Exams aren’t everything

Constant change engineered by politicians, no wonder that parents are bemused and no wonder that in The Times recently (August 15th 2018) Alice Thomson wrote that “Parents, pupils and teachers will want to scream at the carnage.” We must remember too that for many politicians there are schools to which they are prepared to send their own children and schools for other people’s children: Blair and Abbot for a start.

For a while I hoped that free schools might provide the answer, with parents and teachers working together for the benefit of children. The head of one of the first of these spoke of running an independent, state-funded school, but these schools now seem to face the same challenges as other schools.

At sixteen I failed English literature, left school and went farming. Ten years on, when I knew that a change of career was called for, it was my adult appreciation of my own teachers that led me to the most important job in the world. Another ten years and I was an examiner of the subject which I had failed at school. I always told my pupils this story – failing an exam is not the end of the world; just learn from it.

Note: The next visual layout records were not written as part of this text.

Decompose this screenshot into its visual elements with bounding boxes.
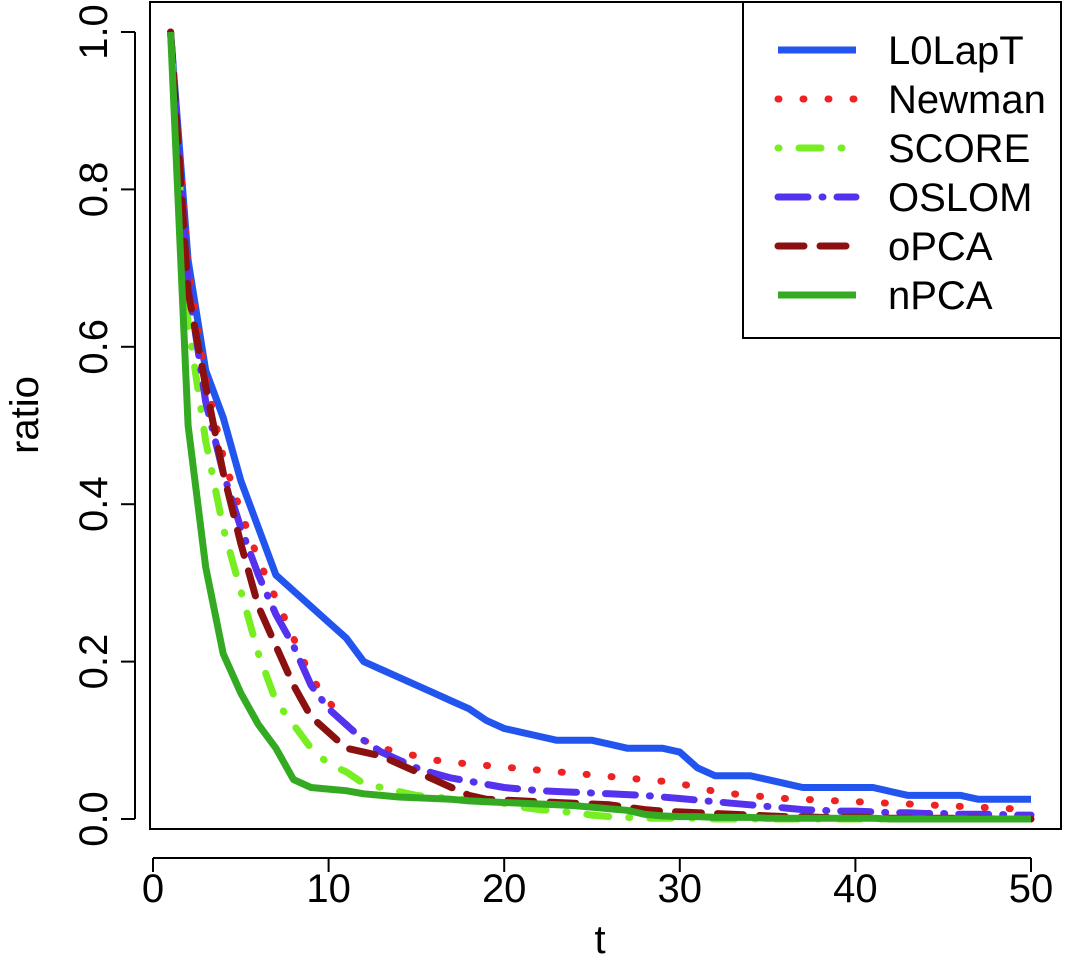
x-tick-label: 50 bbox=[1009, 867, 1054, 911]
y-tick-label: 0.6 bbox=[72, 319, 116, 375]
x-tick-label: 0 bbox=[142, 867, 164, 911]
series-line-newman bbox=[167, 28, 1035, 814]
legend: L0LapT Newman SCORE OSLOM oPCA nPCA bbox=[742, 1, 1062, 339]
series-line-score bbox=[167, 28, 1035, 823]
y-axis: 0.0 0.2 0.4 0.6 0.8 1.0 bbox=[72, 4, 136, 847]
x-tick-label: 10 bbox=[306, 867, 351, 911]
x-axis-title: t bbox=[594, 918, 605, 962]
y-tick-label: 1.0 bbox=[72, 4, 116, 60]
x-tick-label: 30 bbox=[658, 867, 703, 911]
plot-frame bbox=[149, 1, 1062, 830]
legend-box bbox=[742, 1, 1062, 339]
legend-label-newman: Newman bbox=[888, 78, 1046, 122]
legend-label-l0lapt: L0LapT bbox=[888, 29, 1024, 73]
legend-label-opca: oPCA bbox=[888, 225, 993, 269]
legend-label-oslom: OSLOM bbox=[888, 176, 1032, 220]
series-layer bbox=[167, 28, 1035, 823]
x-axis: 0 10 20 30 40 50 bbox=[142, 857, 1054, 911]
x-tick-label: 20 bbox=[482, 867, 527, 911]
y-tick-label: 0.2 bbox=[72, 634, 116, 690]
x-tick-label: 40 bbox=[833, 867, 878, 911]
y-tick-label: 0.4 bbox=[72, 476, 116, 532]
y-tick-label: 0.8 bbox=[72, 162, 116, 218]
y-tick-label: 0.0 bbox=[72, 791, 116, 847]
series-line-l0lapt bbox=[167, 31, 1031, 803]
series-line-oslom bbox=[167, 28, 1035, 819]
series-line-npca bbox=[167, 31, 1031, 823]
y-axis-title: ratio bbox=[3, 376, 47, 454]
legend-label-npca: nPCA bbox=[888, 274, 993, 318]
legend-label-score: SCORE bbox=[888, 127, 1030, 171]
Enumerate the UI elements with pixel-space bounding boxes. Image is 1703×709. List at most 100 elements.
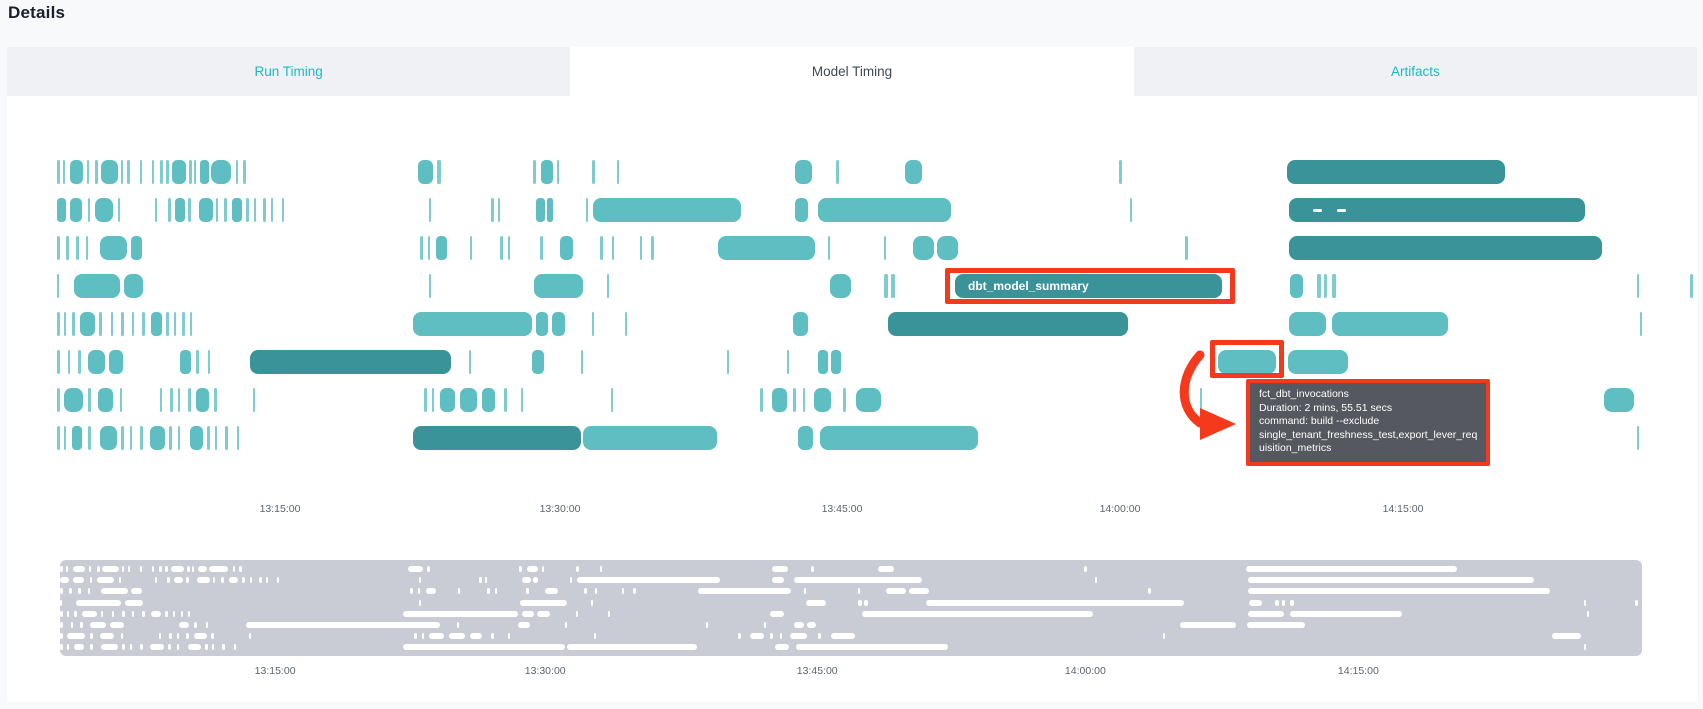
- timeline-bar[interactable]: [651, 236, 654, 260]
- timeline-bar[interactable]: [151, 312, 162, 336]
- timeline-bar[interactable]: [536, 312, 548, 336]
- timeline-bar[interactable]: [814, 388, 831, 412]
- timeline-bar[interactable]: [109, 350, 123, 374]
- timeline-bar[interactable]: [57, 160, 60, 184]
- timeline-bar[interactable]: [121, 312, 124, 336]
- tab-artifacts[interactable]: Artifacts: [1133, 47, 1697, 96]
- timeline-bar[interactable]: [99, 312, 102, 336]
- timeline-bar[interactable]: [78, 350, 81, 374]
- timeline-bar[interactable]: [793, 312, 808, 336]
- timeline-bar[interactable]: [617, 160, 619, 184]
- timeline-minimap[interactable]: [60, 560, 1642, 656]
- timeline-bar[interactable]: [174, 312, 176, 336]
- timeline-bar[interactable]: [500, 236, 503, 260]
- timeline-bar[interactable]: [199, 198, 213, 222]
- timeline-bar[interactable]: [1690, 274, 1693, 298]
- timeline-bar[interactable]: [541, 160, 553, 184]
- timeline-bar[interactable]: [1604, 388, 1634, 412]
- timeline-bar[interactable]: [534, 274, 583, 298]
- timeline-bar[interactable]: [182, 312, 185, 336]
- tab-model-timing[interactable]: Model Timing: [570, 47, 1134, 96]
- timeline-bar[interactable]: [491, 198, 494, 222]
- timeline-bar[interactable]: [243, 160, 246, 184]
- timeline-bar[interactable]: [1119, 160, 1122, 184]
- timeline-bar[interactable]: [469, 350, 471, 374]
- timeline-bar[interactable]: [787, 350, 789, 374]
- timeline-bar[interactable]: [168, 198, 171, 222]
- timeline-bar[interactable]: [87, 160, 89, 184]
- timeline-bar[interactable]: [88, 388, 91, 412]
- timeline-bar[interactable]: [586, 198, 588, 222]
- timeline-bar[interactable]: [820, 426, 978, 450]
- timeline-bar[interactable]: [1200, 388, 1202, 412]
- timeline-bar[interactable]: [190, 312, 192, 336]
- timeline-bar[interactable]: [250, 350, 451, 374]
- timeline-bar[interactable]: [271, 198, 273, 222]
- timeline-bar[interactable]: [581, 350, 583, 374]
- timeline-bar[interactable]: [795, 198, 808, 222]
- timeline-bar[interactable]: [215, 426, 217, 450]
- timeline-bar[interactable]: [180, 350, 191, 374]
- timeline-bar[interactable]: [76, 236, 79, 260]
- timeline-bar[interactable]: [828, 236, 830, 260]
- timeline-bar[interactable]: [521, 388, 523, 412]
- timeline-bar[interactable]: [155, 198, 157, 222]
- timeline-bar[interactable]: [246, 198, 249, 222]
- timeline-bar[interactable]: [57, 312, 60, 336]
- timeline-bar[interactable]: [905, 160, 922, 184]
- timeline-bar[interactable]: [533, 160, 536, 184]
- timeline-bar[interactable]: [98, 388, 113, 412]
- timeline-bar[interactable]: [440, 388, 455, 412]
- timeline-bar[interactable]: [88, 198, 90, 222]
- timeline-bar[interactable]: [891, 274, 895, 298]
- timeline-bar[interactable]: [1332, 274, 1336, 298]
- timeline-bar[interactable]: [57, 388, 60, 412]
- timeline-bar[interactable]: [436, 236, 447, 260]
- timeline-bar[interactable]: [1289, 236, 1602, 260]
- timeline-bar[interactable]: [194, 160, 196, 184]
- timeline-bar[interactable]: [63, 160, 65, 184]
- timeline-bar[interactable]: [937, 236, 958, 260]
- timeline-bar[interactable]: [557, 160, 559, 184]
- timeline-bar[interactable]: [1287, 160, 1505, 184]
- timeline-bar[interactable]: [160, 160, 163, 184]
- timeline-bar[interactable]: [1289, 312, 1326, 336]
- timeline-bar[interactable]: [140, 426, 143, 450]
- timeline-bar[interactable]: [160, 388, 162, 412]
- timeline-bar[interactable]: [68, 350, 70, 374]
- timeline-bar[interactable]: [888, 312, 1128, 336]
- timeline-bar[interactable]: [170, 388, 173, 412]
- timeline-bar[interactable]: [72, 426, 82, 450]
- timeline-bar[interactable]: [1640, 312, 1642, 336]
- timeline-bar[interactable]: [127, 160, 130, 184]
- timeline-bar[interactable]: [86, 236, 88, 260]
- timeline-bar[interactable]: [429, 198, 431, 222]
- timeline-bar[interactable]: [120, 388, 122, 412]
- timeline-bar[interactable]: [208, 350, 210, 374]
- timeline-bar[interactable]: [172, 160, 186, 184]
- timeline-bar[interactable]: [583, 426, 717, 450]
- timeline-bar[interactable]: [152, 160, 154, 184]
- timeline-bar[interactable]: [884, 274, 888, 298]
- timeline-bar[interactable]: [718, 236, 815, 260]
- timeline-bar[interactable]: [727, 350, 729, 374]
- timeline-bar[interactable]: [843, 388, 846, 412]
- timeline-bar[interactable]: [532, 350, 544, 374]
- timeline-bar[interactable]: [263, 198, 266, 222]
- timeline-bar[interactable]: [1130, 198, 1132, 222]
- timeline-bar[interactable]: [64, 312, 66, 336]
- timeline-bar[interactable]: [66, 236, 69, 260]
- timeline-bar[interactable]: [625, 312, 627, 336]
- timeline-bar[interactable]: [593, 198, 741, 222]
- timeline-bar[interactable]: [189, 160, 192, 184]
- timeline-bar[interactable]: [74, 274, 120, 298]
- timeline-bar[interactable]: [913, 236, 934, 260]
- timeline-bar[interactable]: [504, 388, 507, 412]
- timeline-bar[interactable]: [64, 388, 83, 412]
- hovered-bar[interactable]: [1218, 350, 1276, 374]
- timeline-bar[interactable]: [118, 198, 120, 222]
- timeline-bar[interactable]: [482, 388, 495, 412]
- timeline-bar[interactable]: [166, 160, 169, 184]
- timeline-bar[interactable]: [124, 274, 143, 298]
- timeline-bar[interactable]: [70, 198, 82, 222]
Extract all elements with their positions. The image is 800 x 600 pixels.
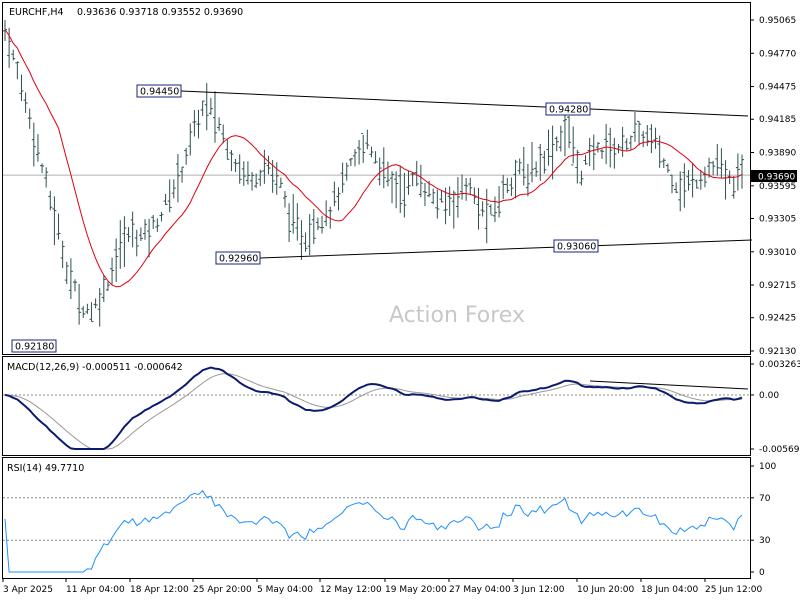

Once children have demonstrated their abilities with maths, English and STEM subjects politicians no longer seem interested in them and do not ask how well or otherwise they perform as employees, parents, or as citizens. Thomson is right to concern herself with individuals’ fulfilment; the aspects of character and personality that concern all of us are complex and multi-dimensional, way beyond any scheme of academic examination but equally important for we have to try to live our lives as human beings, clever or not-so-clever, attractive or less so, good or bad or somewhere in between. This is a human dilemma to which politicians do not have answers that are any better than anyone else’s. They should keep out.